1. Pourquoi avez-vous, à l’origine, décidé d’être avocat plutôt que de choisir un autre métier ? Était-ce une histoire de famille, une évidence ou encore le fruit de longues réflexions ?

Il s’agissait d’un processus d’élimination. Au Cégep, j’ai étudié les sciences de la santé. C’est en entrant à l’université que j’ai changé de direction. Même si j’avais toujours été intéressé par le commerce et les affaires, j’ai choisi le droit pour des raisons qui parfois m’échappent aujourd’hui. Je voyais le droit davantage comme une étape de ma formation que comme une façon d’y trouver mon futur métier.

J’ai eu la chance d’être séduit par la pratique dès mon stage. C’était une époque où les valeurs mobilières étaient très populaires et où l’on travaillait sur les actions accréditives et le programme du Régime d’épargne-actions du Québec. Peu de gens s’y connaissaient au Québec et ce fut pour moi un créneau facile à développer, en faisant usage de discipline et de gros bon sens.

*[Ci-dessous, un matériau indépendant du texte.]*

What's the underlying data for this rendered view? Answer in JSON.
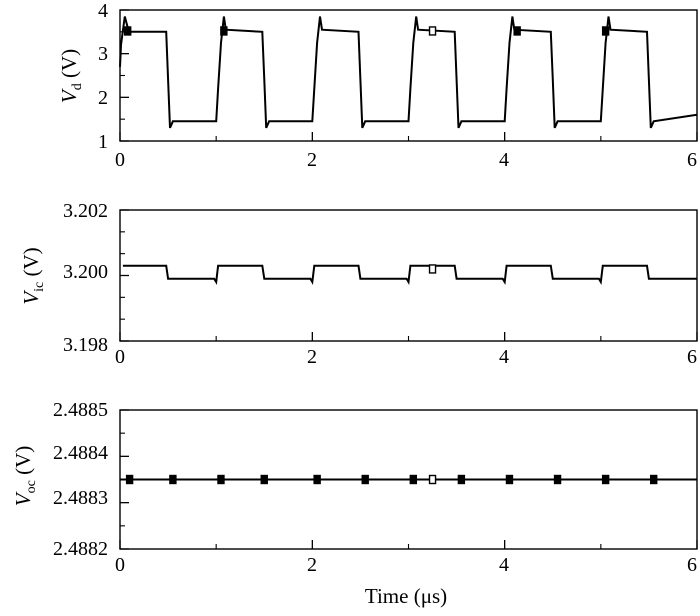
{
  "figure": {
    "xlabel": "Time (μs)",
    "xticks": [
      "0",
      "2",
      "4",
      "6"
    ]
  },
  "panels": [
    {
      "ylabel_main": "V",
      "ylabel_sub": "d",
      "ylabel_unit": " (V)",
      "yticks": [
        "1",
        "2",
        "3",
        "4"
      ]
    },
    {
      "ylabel_main": "V",
      "ylabel_sub": "ic",
      "ylabel_unit": " (V)",
      "yticks": [
        "3.198",
        "3.200",
        "3.202"
      ]
    },
    {
      "ylabel_main": "V",
      "ylabel_sub": "oc",
      "ylabel_unit": " (V)",
      "yticks": [
        "2.4882",
        "2.4883",
        "2.4884",
        "2.4885"
      ]
    }
  ],
  "chart_data": [
    {
      "type": "line",
      "xlabel": "",
      "ylabel": "Vd (V)",
      "xlim": [
        0,
        6
      ],
      "ylim": [
        1,
        4
      ],
      "xticks": [
        0,
        2,
        4,
        6
      ],
      "yticks": [
        1,
        2,
        3,
        4
      ],
      "series": [
        {
          "x": [
            0,
            0.01,
            0.05,
            0.08,
            0.1,
            0.48,
            0.5,
            0.52,
            0.55,
            1.0,
            1.02,
            1.05,
            1.08,
            1.1,
            1.48,
            1.5,
            1.52,
            1.55,
            2.0,
            2.02,
            2.05,
            2.08,
            2.1,
            2.48,
            2.5,
            2.52,
            2.55,
            3.0,
            3.02,
            3.05,
            3.08,
            3.1,
            3.48,
            3.5,
            3.52,
            3.55,
            4.0,
            4.02,
            4.05,
            4.08,
            4.1,
            4.48,
            4.5,
            4.52,
            4.55,
            5.0,
            5.02,
            5.05,
            5.08,
            5.1,
            5.48,
            5.5,
            5.52,
            5.55,
            6.0
          ],
          "y": [
            2.7,
            3.2,
            3.85,
            3.6,
            3.5,
            3.5,
            2.4,
            1.3,
            1.45,
            1.45,
            2.2,
            3.25,
            3.85,
            3.55,
            3.5,
            2.4,
            1.3,
            1.45,
            1.45,
            2.2,
            3.25,
            3.85,
            3.55,
            3.5,
            2.4,
            1.3,
            1.45,
            1.45,
            2.2,
            3.25,
            3.85,
            3.55,
            3.5,
            2.4,
            1.3,
            1.45,
            1.45,
            2.2,
            3.25,
            3.85,
            3.55,
            3.5,
            2.4,
            1.3,
            1.45,
            1.45,
            2.2,
            3.25,
            3.85,
            3.55,
            3.5,
            2.4,
            1.3,
            1.45,
            1.6
          ]
        },
        {
          "marker": "square",
          "x": [
            0.08,
            1.08,
            3.25,
            4.13,
            5.05
          ],
          "y": [
            3.52,
            3.52,
            3.52,
            3.52,
            3.52
          ]
        }
      ]
    },
    {
      "type": "line",
      "xlabel": "",
      "ylabel": "Vic (V)",
      "xlim": [
        0,
        6
      ],
      "ylim": [
        3.198,
        3.202
      ],
      "xticks": [
        0,
        2,
        4,
        6
      ],
      "yticks": [
        3.198,
        3.2,
        3.202
      ],
      "series": [
        {
          "x": [
            0.03,
            0.48,
            0.5,
            0.98,
            1.0,
            1.02,
            1.05,
            1.48,
            1.5,
            1.98,
            2.0,
            2.02,
            2.05,
            2.48,
            2.5,
            2.98,
            3.0,
            3.02,
            3.05,
            3.48,
            3.5,
            3.98,
            4.0,
            4.02,
            4.05,
            4.48,
            4.5,
            4.98,
            5.0,
            5.02,
            5.05,
            5.48,
            5.5,
            6.0
          ],
          "y": [
            3.2003,
            3.2003,
            3.1999,
            3.1999,
            3.1998,
            3.2003,
            3.2003,
            3.2003,
            3.1999,
            3.1999,
            3.1998,
            3.2003,
            3.2003,
            3.2003,
            3.1999,
            3.1999,
            3.1998,
            3.2003,
            3.2003,
            3.2003,
            3.1999,
            3.1999,
            3.1998,
            3.2003,
            3.2003,
            3.2003,
            3.1999,
            3.1999,
            3.1998,
            3.2003,
            3.2003,
            3.2003,
            3.1999,
            3.1999
          ]
        },
        {
          "marker": "square",
          "x": [
            3.25
          ],
          "y": [
            3.2002
          ]
        }
      ]
    },
    {
      "type": "line",
      "xlabel": "Time (μs)",
      "ylabel": "Voc (V)",
      "xlim": [
        0,
        6
      ],
      "ylim": [
        2.4882,
        2.4885
      ],
      "xticks": [
        0,
        2,
        4,
        6
      ],
      "yticks": [
        2.4882,
        2.4883,
        2.4884,
        2.4885
      ],
      "series": [
        {
          "x": [
            0,
            6
          ],
          "y": [
            2.48835,
            2.48835
          ]
        },
        {
          "marker": "square",
          "x": [
            0.1,
            0.55,
            1.05,
            1.5,
            2.05,
            2.55,
            3.05,
            3.25,
            3.55,
            4.05,
            4.55,
            5.05,
            5.55
          ],
          "y": [
            2.48835,
            2.48835,
            2.48835,
            2.48835,
            2.48835,
            2.48835,
            2.48835,
            2.48835,
            2.48835,
            2.48835,
            2.48835,
            2.48835,
            2.48835
          ]
        }
      ]
    }
  ]
}
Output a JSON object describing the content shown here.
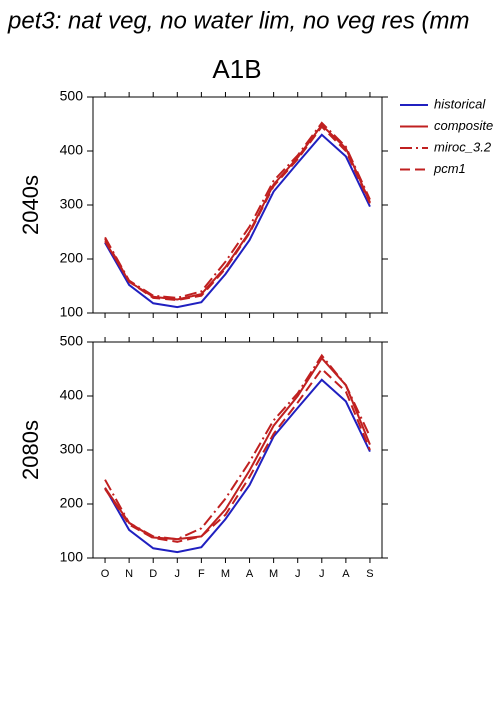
{
  "chart_data": [
    {
      "type": "line",
      "title": "pet3: nat veg, no water lim, no veg res (mm",
      "subtitle": "A1B",
      "y_label": "2040s",
      "categories": [
        null,
        null,
        null,
        null,
        null,
        null,
        null,
        null,
        null,
        null,
        null,
        null
      ],
      "series": [
        {
          "name": "historical",
          "color": "#2020c0",
          "dash": "solid",
          "values": [
            230,
            152,
            118,
            111,
            120,
            172,
            235,
            325,
            378,
            430,
            390,
            297
          ]
        },
        {
          "name": "composite",
          "color": "#c02020",
          "dash": "solid",
          "values": [
            233,
            158,
            130,
            125,
            135,
            185,
            250,
            338,
            388,
            448,
            405,
            305
          ]
        },
        {
          "name": "miroc_3.2",
          "color": "#c02020",
          "dash": "dashdot",
          "values": [
            240,
            160,
            132,
            128,
            140,
            195,
            260,
            345,
            392,
            452,
            408,
            310
          ]
        },
        {
          "name": "pcm1",
          "color": "#c02020",
          "dash": "dashed",
          "values": [
            237,
            158,
            128,
            124,
            132,
            182,
            248,
            335,
            385,
            445,
            400,
            303
          ]
        }
      ],
      "ylim": [
        100,
        500
      ],
      "yticks": [
        100,
        200,
        300,
        400,
        500
      ],
      "grid": false,
      "legend": "outside-right"
    },
    {
      "type": "line",
      "y_label": "2080s",
      "categories": [
        "O",
        "N",
        "D",
        "J",
        "F",
        "M",
        "A",
        "M",
        "J",
        "J",
        "A",
        "S"
      ],
      "series": [
        {
          "color": "#2020c0",
          "dash": "solid",
          "values": [
            230,
            152,
            118,
            111,
            120,
            172,
            235,
            325,
            378,
            430,
            390,
            297
          ]
        },
        {
          "color": "#c02020",
          "dash": "solid",
          "values": [
            230,
            165,
            138,
            135,
            140,
            190,
            262,
            345,
            400,
            470,
            420,
            310
          ]
        },
        {
          "color": "#c02020",
          "dash": "dashdot",
          "values": [
            245,
            165,
            140,
            135,
            155,
            210,
            278,
            355,
            405,
            475,
            420,
            325
          ]
        },
        {
          "color": "#c02020",
          "dash": "dashed",
          "values": [
            228,
            162,
            137,
            130,
            140,
            180,
            250,
            330,
            388,
            450,
            408,
            300
          ]
        }
      ],
      "ylim": [
        100,
        500
      ],
      "yticks": [
        100,
        200,
        300,
        400,
        500
      ],
      "grid": false
    }
  ]
}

2. Quel est le plus grand défi professionnel auquel vous avez fait face au cours de votre carrière ?

Me Charles Spector est associé chez Dentons Canada
Me Charles Spector est associé chez Dentons Canada
Le plus grand défi est de trouver une niche dans laquelle on y trouve du plaisir. C’est une chose que de devenir un bon avocat sur le plan technique, et une autre de développer la clientèle qui doit venir avec. C’est un défi auquel nous faisons face tous les jours en pratique privée. Personne n’est à l’abri de la possibilité de perdre un client même s’il est le meilleur avocat au monde. Il faut donc toujours rester à la recherche de clients qui sauront penser à nous en temps opportun. Année après année, cela représente un défi et rend la pratique parfois imprévisible et insécurisante.

3. Si vous aviez une baguette magique, que changeriez-vous à la pratique du droit ?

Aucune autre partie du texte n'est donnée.